D’Anton winced at the word “lecture.” “I have broken no academy rules. I didn’t find her for my pleasure. I didn’t ‘find’ her full stop. She was there. Hardly inconspicuous is she?”

“What’s that got to do with the price of eggs? You end up in a court of law and no one cares what academy rules you did or didn’t break, whose pleasure you procured the girl for, or how conspicuous she was.”

“Procured!”

“Wake up, D’Anton! That’s how it will look. Mud sticks. And the more salacious the accusation, the more people will want to believe it. You might think you are above this, but I don’t think I am. What happens to my reputation, what happens to my show, what happens to the Belfry if I’m accused of running a bawdy house for paedophiles?”

“Oh, come on!”

“And what happens to your good name if you’re accused of assisting me? They’ll call us pimps, D’Anton. The country is in the mood for witch-hunts. The press tell them there’s a pervert under every stone. They’ll say we groomed underage girls here. Gratan will be finished. You’ll be a hate figure on social media. And Barney will probably leave me.”

“So what do you propose?”

“That we tell Gratan he must come back. He listens to you. Order him to return.”

“And do what?”

“Man up.”

“And what if what he has to man up to is three years in Strangeways? Why would anyone come back for that?”

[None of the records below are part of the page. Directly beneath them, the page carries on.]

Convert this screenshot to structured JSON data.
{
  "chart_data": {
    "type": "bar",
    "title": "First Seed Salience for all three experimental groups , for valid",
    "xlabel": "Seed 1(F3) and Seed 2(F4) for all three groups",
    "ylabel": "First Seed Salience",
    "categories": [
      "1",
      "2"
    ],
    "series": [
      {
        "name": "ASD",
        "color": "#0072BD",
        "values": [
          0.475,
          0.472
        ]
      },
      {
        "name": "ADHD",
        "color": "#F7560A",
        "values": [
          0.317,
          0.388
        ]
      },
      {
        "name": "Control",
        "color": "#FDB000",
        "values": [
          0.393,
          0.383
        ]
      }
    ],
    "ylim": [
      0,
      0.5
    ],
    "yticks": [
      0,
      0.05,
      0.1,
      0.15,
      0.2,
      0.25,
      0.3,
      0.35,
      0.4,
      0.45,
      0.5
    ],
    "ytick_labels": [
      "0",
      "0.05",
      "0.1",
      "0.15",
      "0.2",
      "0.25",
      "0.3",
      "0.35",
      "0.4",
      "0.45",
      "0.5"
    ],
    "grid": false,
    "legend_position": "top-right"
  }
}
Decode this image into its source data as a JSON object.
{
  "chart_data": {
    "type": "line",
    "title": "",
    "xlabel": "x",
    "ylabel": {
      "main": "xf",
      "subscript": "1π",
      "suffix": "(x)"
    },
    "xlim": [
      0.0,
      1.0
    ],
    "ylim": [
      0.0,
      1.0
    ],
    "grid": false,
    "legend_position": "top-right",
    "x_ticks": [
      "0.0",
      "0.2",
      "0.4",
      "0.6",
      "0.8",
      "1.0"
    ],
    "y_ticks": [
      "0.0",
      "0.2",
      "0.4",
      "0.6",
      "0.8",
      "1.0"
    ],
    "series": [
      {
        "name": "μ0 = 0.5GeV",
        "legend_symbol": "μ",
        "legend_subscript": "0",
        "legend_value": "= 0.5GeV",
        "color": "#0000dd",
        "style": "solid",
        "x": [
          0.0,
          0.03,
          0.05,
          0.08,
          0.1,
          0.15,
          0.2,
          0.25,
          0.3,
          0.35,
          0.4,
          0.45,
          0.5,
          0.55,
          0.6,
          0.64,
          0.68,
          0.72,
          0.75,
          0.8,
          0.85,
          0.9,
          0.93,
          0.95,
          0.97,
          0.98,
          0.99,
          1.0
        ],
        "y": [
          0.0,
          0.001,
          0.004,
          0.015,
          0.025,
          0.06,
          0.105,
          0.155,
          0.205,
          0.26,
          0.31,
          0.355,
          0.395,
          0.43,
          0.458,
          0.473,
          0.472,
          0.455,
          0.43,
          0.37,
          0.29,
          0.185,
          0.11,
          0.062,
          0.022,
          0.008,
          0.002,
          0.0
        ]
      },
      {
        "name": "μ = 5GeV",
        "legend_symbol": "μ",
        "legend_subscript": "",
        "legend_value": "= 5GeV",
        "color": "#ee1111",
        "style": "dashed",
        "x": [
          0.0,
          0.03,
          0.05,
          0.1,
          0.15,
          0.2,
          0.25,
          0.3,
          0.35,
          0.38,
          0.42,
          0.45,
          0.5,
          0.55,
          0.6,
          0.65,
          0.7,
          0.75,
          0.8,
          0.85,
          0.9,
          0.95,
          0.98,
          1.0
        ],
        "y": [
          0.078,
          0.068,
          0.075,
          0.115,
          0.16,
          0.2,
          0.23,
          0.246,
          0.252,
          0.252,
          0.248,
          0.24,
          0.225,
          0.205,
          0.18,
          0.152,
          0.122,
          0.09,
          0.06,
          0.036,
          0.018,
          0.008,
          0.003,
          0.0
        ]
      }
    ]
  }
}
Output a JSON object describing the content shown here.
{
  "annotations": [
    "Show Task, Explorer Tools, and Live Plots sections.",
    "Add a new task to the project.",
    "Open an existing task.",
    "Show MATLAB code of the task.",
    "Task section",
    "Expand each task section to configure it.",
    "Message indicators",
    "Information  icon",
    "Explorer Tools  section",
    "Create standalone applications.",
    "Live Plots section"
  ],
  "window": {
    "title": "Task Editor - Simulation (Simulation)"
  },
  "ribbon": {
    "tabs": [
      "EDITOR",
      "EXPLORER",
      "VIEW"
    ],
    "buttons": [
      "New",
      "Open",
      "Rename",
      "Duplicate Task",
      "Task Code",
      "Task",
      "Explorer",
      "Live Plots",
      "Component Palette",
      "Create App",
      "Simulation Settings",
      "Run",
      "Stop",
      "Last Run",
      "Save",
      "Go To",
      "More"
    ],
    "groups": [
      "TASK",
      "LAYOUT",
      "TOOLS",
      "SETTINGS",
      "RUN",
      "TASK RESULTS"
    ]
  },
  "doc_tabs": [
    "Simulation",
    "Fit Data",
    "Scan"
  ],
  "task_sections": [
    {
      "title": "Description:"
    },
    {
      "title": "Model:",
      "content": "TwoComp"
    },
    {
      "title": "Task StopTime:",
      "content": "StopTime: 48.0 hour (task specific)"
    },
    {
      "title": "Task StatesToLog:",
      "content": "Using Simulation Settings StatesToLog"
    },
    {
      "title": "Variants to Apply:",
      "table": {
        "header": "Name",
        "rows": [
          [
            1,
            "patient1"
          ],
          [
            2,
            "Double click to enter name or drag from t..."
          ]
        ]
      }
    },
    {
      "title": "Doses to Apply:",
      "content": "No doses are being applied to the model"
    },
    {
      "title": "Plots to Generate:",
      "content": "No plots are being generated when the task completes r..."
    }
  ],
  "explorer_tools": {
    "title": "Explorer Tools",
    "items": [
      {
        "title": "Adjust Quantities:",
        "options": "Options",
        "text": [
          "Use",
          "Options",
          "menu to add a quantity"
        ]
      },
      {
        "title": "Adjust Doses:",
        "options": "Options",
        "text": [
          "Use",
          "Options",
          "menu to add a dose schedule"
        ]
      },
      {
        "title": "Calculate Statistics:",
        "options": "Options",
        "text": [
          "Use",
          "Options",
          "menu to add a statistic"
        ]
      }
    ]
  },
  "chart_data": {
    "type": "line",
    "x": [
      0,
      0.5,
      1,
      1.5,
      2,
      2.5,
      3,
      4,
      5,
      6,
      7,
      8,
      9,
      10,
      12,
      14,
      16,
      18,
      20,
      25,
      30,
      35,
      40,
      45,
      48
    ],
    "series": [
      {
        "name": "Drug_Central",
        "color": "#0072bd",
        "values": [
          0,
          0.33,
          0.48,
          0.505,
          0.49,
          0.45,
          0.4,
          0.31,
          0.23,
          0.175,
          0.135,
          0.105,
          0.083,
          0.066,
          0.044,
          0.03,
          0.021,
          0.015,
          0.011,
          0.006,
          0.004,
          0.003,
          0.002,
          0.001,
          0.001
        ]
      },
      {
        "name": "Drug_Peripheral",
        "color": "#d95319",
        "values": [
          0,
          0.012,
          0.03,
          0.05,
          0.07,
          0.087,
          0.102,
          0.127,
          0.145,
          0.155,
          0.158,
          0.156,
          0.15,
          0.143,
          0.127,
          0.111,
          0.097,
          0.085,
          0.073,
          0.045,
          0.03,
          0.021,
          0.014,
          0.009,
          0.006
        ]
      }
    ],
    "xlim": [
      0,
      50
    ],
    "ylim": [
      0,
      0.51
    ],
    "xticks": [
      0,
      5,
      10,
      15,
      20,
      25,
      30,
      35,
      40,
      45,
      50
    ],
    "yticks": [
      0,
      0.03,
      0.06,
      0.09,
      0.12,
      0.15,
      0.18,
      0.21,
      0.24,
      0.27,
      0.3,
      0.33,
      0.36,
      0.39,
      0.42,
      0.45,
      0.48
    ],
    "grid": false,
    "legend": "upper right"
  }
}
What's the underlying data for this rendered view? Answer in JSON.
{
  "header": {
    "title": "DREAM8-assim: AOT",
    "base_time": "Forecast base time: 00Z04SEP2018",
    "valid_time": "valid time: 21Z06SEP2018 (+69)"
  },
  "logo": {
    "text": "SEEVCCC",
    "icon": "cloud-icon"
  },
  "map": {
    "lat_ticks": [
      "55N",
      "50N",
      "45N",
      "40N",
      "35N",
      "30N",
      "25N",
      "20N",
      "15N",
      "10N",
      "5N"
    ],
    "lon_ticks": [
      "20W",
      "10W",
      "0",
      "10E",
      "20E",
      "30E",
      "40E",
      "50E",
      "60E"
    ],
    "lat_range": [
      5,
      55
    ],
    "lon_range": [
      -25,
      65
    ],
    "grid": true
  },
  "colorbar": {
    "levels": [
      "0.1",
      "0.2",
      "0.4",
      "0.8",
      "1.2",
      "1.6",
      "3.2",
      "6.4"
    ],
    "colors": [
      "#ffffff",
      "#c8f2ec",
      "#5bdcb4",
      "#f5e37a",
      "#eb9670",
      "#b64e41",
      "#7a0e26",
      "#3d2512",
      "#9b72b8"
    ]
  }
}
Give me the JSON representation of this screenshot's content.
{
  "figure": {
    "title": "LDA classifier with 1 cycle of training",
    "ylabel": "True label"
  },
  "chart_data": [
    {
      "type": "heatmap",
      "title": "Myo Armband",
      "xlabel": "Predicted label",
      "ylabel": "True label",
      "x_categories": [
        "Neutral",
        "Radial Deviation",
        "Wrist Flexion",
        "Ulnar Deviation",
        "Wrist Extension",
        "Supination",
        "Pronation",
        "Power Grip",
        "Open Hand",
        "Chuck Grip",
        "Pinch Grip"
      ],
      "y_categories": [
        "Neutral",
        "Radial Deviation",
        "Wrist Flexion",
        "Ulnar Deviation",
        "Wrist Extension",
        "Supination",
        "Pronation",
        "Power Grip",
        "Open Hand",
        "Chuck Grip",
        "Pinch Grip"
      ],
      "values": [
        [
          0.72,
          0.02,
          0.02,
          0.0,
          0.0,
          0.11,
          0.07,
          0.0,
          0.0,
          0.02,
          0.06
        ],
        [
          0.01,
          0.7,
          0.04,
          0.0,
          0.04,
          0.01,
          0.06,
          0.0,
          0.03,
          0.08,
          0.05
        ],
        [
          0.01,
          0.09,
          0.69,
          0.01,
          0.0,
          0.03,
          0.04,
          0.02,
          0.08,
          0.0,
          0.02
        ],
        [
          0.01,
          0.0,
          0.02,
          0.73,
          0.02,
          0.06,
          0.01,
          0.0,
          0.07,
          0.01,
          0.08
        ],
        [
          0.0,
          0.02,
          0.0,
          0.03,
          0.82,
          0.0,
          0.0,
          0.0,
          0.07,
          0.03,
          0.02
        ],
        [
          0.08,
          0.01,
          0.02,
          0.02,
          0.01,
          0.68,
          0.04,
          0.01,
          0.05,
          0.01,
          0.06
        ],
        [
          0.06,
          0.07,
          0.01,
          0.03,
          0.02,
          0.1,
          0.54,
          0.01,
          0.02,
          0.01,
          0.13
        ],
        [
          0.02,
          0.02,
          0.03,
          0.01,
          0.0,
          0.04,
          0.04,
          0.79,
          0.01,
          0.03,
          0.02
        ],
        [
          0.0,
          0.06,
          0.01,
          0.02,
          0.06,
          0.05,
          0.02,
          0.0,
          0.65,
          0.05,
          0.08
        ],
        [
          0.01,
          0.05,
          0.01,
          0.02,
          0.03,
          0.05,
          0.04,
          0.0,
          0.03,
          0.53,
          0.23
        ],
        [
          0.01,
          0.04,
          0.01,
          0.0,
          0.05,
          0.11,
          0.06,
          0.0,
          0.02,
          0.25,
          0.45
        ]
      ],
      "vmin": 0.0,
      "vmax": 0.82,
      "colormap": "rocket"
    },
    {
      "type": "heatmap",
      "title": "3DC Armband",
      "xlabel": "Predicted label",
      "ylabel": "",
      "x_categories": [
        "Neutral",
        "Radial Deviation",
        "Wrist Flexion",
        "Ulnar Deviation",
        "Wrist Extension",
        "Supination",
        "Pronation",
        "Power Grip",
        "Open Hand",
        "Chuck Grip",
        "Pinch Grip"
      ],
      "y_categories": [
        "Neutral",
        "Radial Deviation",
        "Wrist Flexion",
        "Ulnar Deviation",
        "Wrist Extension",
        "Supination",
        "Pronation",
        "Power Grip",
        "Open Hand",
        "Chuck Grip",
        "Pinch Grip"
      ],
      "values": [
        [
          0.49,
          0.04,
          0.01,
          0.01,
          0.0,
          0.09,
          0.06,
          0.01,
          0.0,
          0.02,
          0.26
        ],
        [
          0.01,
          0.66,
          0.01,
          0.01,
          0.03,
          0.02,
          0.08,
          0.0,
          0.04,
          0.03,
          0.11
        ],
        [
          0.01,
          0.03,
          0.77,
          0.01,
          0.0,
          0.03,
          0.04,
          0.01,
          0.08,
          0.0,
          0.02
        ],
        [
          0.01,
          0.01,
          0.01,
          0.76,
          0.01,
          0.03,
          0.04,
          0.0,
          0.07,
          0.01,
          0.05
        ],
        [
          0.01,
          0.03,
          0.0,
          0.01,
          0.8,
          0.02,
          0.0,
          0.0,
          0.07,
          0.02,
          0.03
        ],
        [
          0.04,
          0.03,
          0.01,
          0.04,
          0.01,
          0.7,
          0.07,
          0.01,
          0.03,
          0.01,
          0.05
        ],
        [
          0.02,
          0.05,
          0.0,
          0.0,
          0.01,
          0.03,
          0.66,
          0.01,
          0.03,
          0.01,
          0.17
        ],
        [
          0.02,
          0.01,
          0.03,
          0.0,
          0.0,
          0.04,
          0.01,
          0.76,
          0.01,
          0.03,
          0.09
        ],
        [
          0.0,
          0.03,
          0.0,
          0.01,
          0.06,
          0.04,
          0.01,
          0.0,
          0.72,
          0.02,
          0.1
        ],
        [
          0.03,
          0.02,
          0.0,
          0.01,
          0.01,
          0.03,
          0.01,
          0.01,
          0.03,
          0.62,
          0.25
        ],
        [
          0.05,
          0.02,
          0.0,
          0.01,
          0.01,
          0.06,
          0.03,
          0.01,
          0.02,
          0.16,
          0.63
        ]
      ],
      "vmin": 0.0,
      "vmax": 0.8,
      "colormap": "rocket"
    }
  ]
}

“To help us, for one thing. To repay my kindness and whatever it is he owes you. Because he’s the one who got us into this. And if he does return, then maybe the monster won’t prosecute.”

“You think he’ll forgive and forget? He’s not a forgiving and forgetting man, Plury.”

Plury thought about it. She had been looking wild-eyed throughout this conversation, her eyes and lips more swollen than ever; now she resembled a figure from ancient tragedy and comedy combined, distraught and disfigured. She took D’Anton by his sleeve. “If Gratan gives him what he wants and agrees to his demands, he might.”

“What are you saying?”

She made a distracted scissor movement with the index and middle fingers of both hands. Had she seen Shylock doing the same thing she couldn’t have copied it any better. “Snip, snip!” she said.